= Treaty of Copenhagen (1441) =

1441 treaty between Hanseatic League and Burgundian Netherlands

The Treaty of Copenhagen (or the Peace of Copenhagen) was signed in 1441 between the Hanseatic League and the Burgundian Netherlands, ending the Dutch-Hanseatic War.

The accord was developed after Christopher of Bavaria crushed a great peasant uprising in Northern Jutland. The treaty broke the attempted monopoly of Baltic trading routes by the Hanseatic League. Even though Hanseatic trade regulations did not change, the Dutch (with their larger trading vessels) increased their control on herring fisheries, the French salt trade, and the Baltic grain trade.

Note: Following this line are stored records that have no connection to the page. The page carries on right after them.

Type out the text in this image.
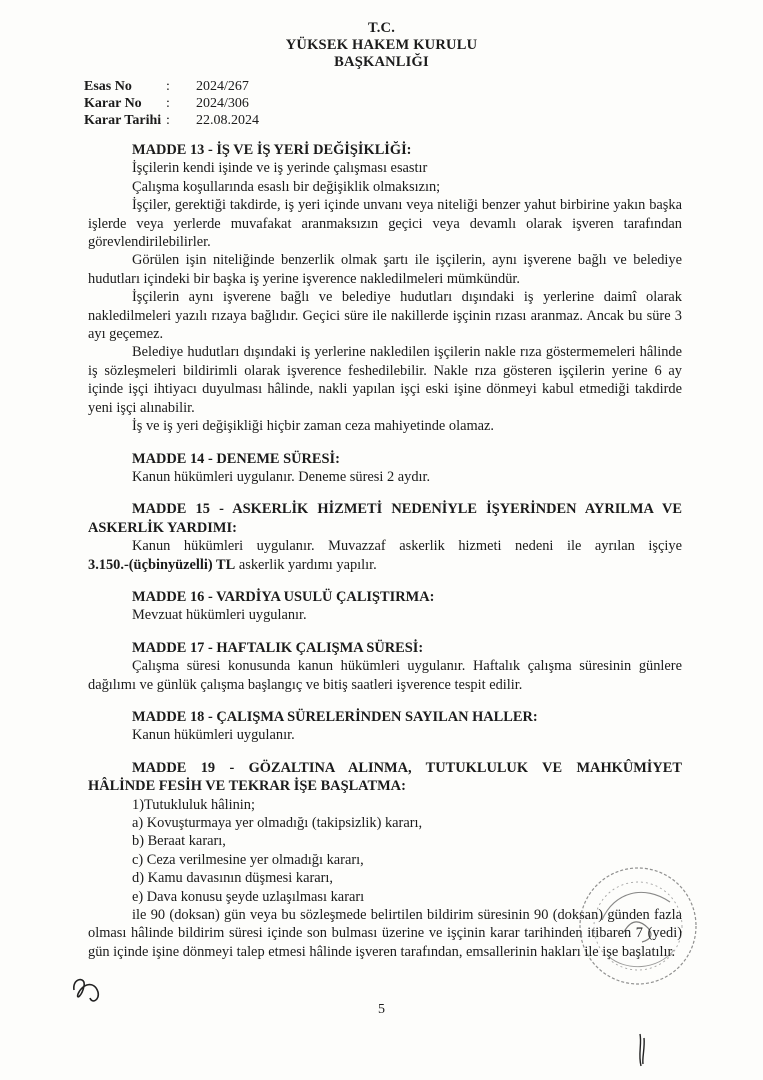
T.C.
YÜKSEK HAKEM KURULU
BAŞKANLIĞI
Esas No	:	2024/267
Karar No	:	2024/306
Karar Tarihi :	22.08.2024

MADDE 13 - İŞ VE İŞ YERİ DEĞİŞİKLİĞİ:

İşçilerin kendi işinde ve iş yerinde çalışması esastır

Çalışma koşullarında esaslı bir değişiklik olmaksızın;

İşçiler, gerektiği takdirde, iş yeri içinde unvanı veya niteliği benzer yahut birbirine yakın başka işlerde veya yerlerde muvafakat aranmaksızın geçici veya devamlı olarak işveren tarafından görevlendirilebilirler.

Görülen işin niteliğinde benzerlik olmak şartı ile işçilerin, aynı işverene bağlı ve belediye hudutları içindeki bir başka iş yerine işverence nakledilmeleri mümkündür.

İşçilerin aynı işverene bağlı ve belediye hudutları dışındaki iş yerlerine daimî olarak nakledilmeleri yazılı rızaya bağlıdır. Geçici süre ile nakillerde işçinin rızası aranmaz. Ancak bu süre 3 ayı geçemez.

Belediye hudutları dışındaki iş yerlerine nakledilen işçilerin nakle rıza göstermemeleri hâlinde iş sözleşmeleri bildirimli olarak işverence feshedilebilir. Nakle rıza gösteren işçilerin yerine 6 ay içinde işçi ihtiyacı duyulması hâlinde, nakli yapılan işçi eski işine dönmeyi kabul etmediği takdirde yeni işçi alınabilir.

İş ve iş yeri değişikliği hiçbir zaman ceza mahiyetinde olamaz.

MADDE 14 - DENEME SÜRESİ:

Kanun hükümleri uygulanır. Deneme süresi 2 aydır.

MADDE 15 - ASKERLİK HİZMETİ NEDENİYLE İŞYERİNDEN AYRILMA VE

ASKERLİK YARDIMI:

Kanun hükümleri uygulanır. Muvazzaf askerlik hizmeti nedeni ile ayrılan işçiye

3.150.-(üçbinyüzelli) TL askerlik yardımı yapılır.

MADDE 16 - VARDİYA USULÜ ÇALIŞTIRMA:

Mevzuat hükümleri uygulanır.

MADDE 17 - HAFTALIK ÇALIŞMA SÜRESİ:

Çalışma süresi konusunda kanun hükümleri uygulanır. Haftalık çalışma süresinin günlere dağılımı ve günlük çalışma başlangıç ve bitiş saatleri işverence tespit edilir.

MADDE 18 - ÇALIŞMA SÜRELERİNDEN SAYILAN HALLER:

Kanun hükümleri uygulanır.

MADDE 19 - GÖZALTINA ALINMA, TUTUKLULUK VE MAHKÛMİYET

HÂLİNDE FESİH VE TEKRAR İŞE BAŞLATMA:

1)Tutukluluk hâlinin;

a) Kovuşturmaya yer olmadığı (takipsizlik) kararı,

b) Beraat kararı,

c) Ceza verilmesine yer olmadığı kararı,

d) Kamu davasının düşmesi kararı,

e) Dava konusu şeyde uzlaşılması kararı

ile 90 (doksan) gün veya bu sözleşmede belirtilen bildirim süresinin 90 (doksan) günden fazla olması hâlinde bildirim süresi içinde son bulması üzerine ve işçinin karar tarihinden itibaren 7 (yedi) gün içinde işine dönmeyi talep etmesi hâlinde işveren tarafından, emsallerinin hakları ile işe başlatılır.

5
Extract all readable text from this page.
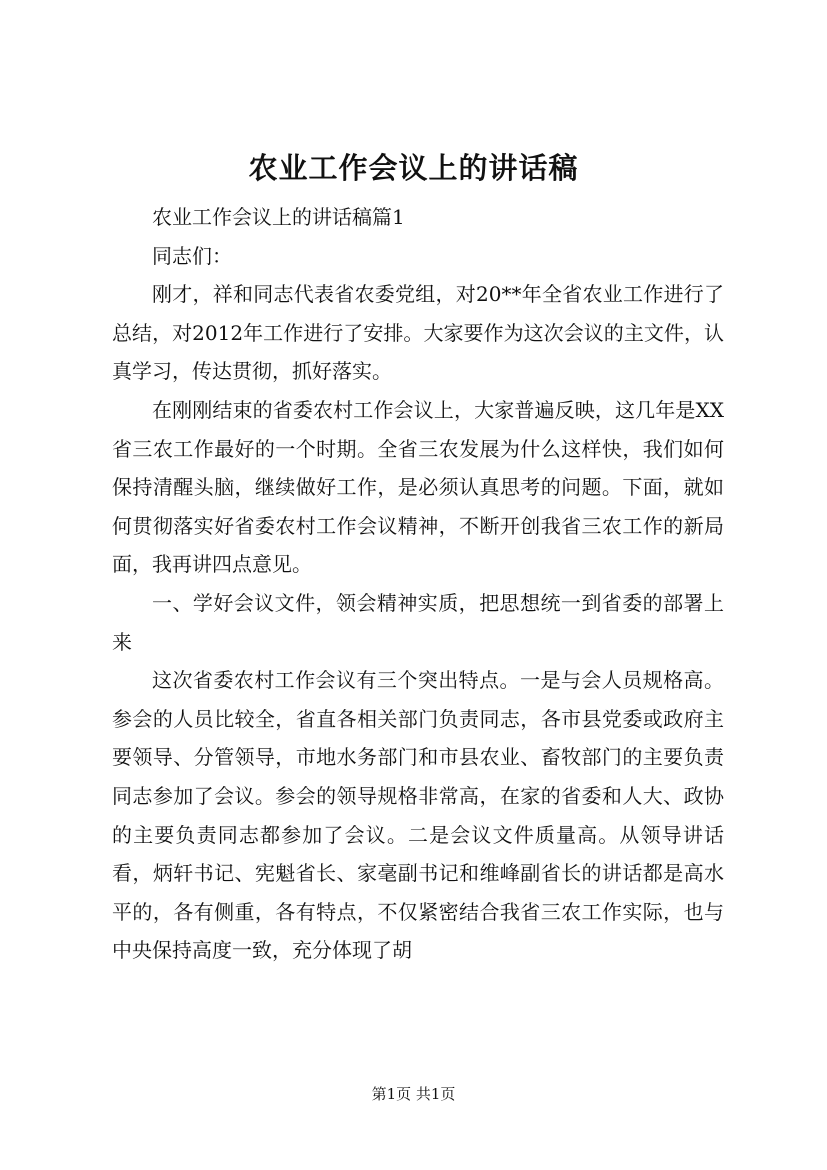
农业工作会议上的讲话稿

农业工作会议上的讲话稿篇1

同志们：

刚才，祥和同志代表省农委党组，对20**年全省农业工作进行了总结，对2012年工作进行了安排。大家要作为这次会议的主文件，认真学习，传达贯彻，抓好落实。

在刚刚结束的省委农村工作会议上，大家普遍反映，这几年是XX省三农工作最好的一个时期。全省三农发展为什么这样快，我们如何保持清醒头脑，继续做好工作，是必须认真思考的问题。下面，就如何贯彻落实好省委农村工作会议精神，不断开创我省三农工作的新局面，我再讲四点意见。

一、学好会议文件，领会精神实质，把思想统一到省委的部署上来

这次省委农村工作会议有三个突出特点。一是与会人员规格高。参会的人员比较全，省直各相关部门负责同志，各市县党委或政府主要领导、分管领导，市地水务部门和市县农业、畜牧部门的主要负责同志参加了会议。参会的领导规格非常高，在家的省委和人大、政协的主要负责同志都参加了会议。二是会议文件质量高。从领导讲话看，炳轩书记、宪魁省长、家毫副书记和维峰副省长的讲话都是高水平的，各有侧重，各有特点，不仅紧密结合我省三农工作实际，也与中央保持高度一致，充分体现了胡

第1页 共1页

In short, the Baltic Sea was open and influenced by Dutch traders. The Hanseatic merchants eventually became middlemen whereby they transported bulk goods (i.e. lumber, grain, fish) from the Baltic and exchanged them for textiles and other finished products. The treaty did not affect the control of Hanse trading outposts in London, Bruges, Danzig, and Bergen. Based on the terms of the agreement, Dutch towns promised to pay or return twenty-two lost Prussian and Livonian ships. Moreover, the Dutch would pay 5,000 guldens to the Danish king to maintain their trading privileges in Denmark, as well as pay the damages they made to Wendish towns.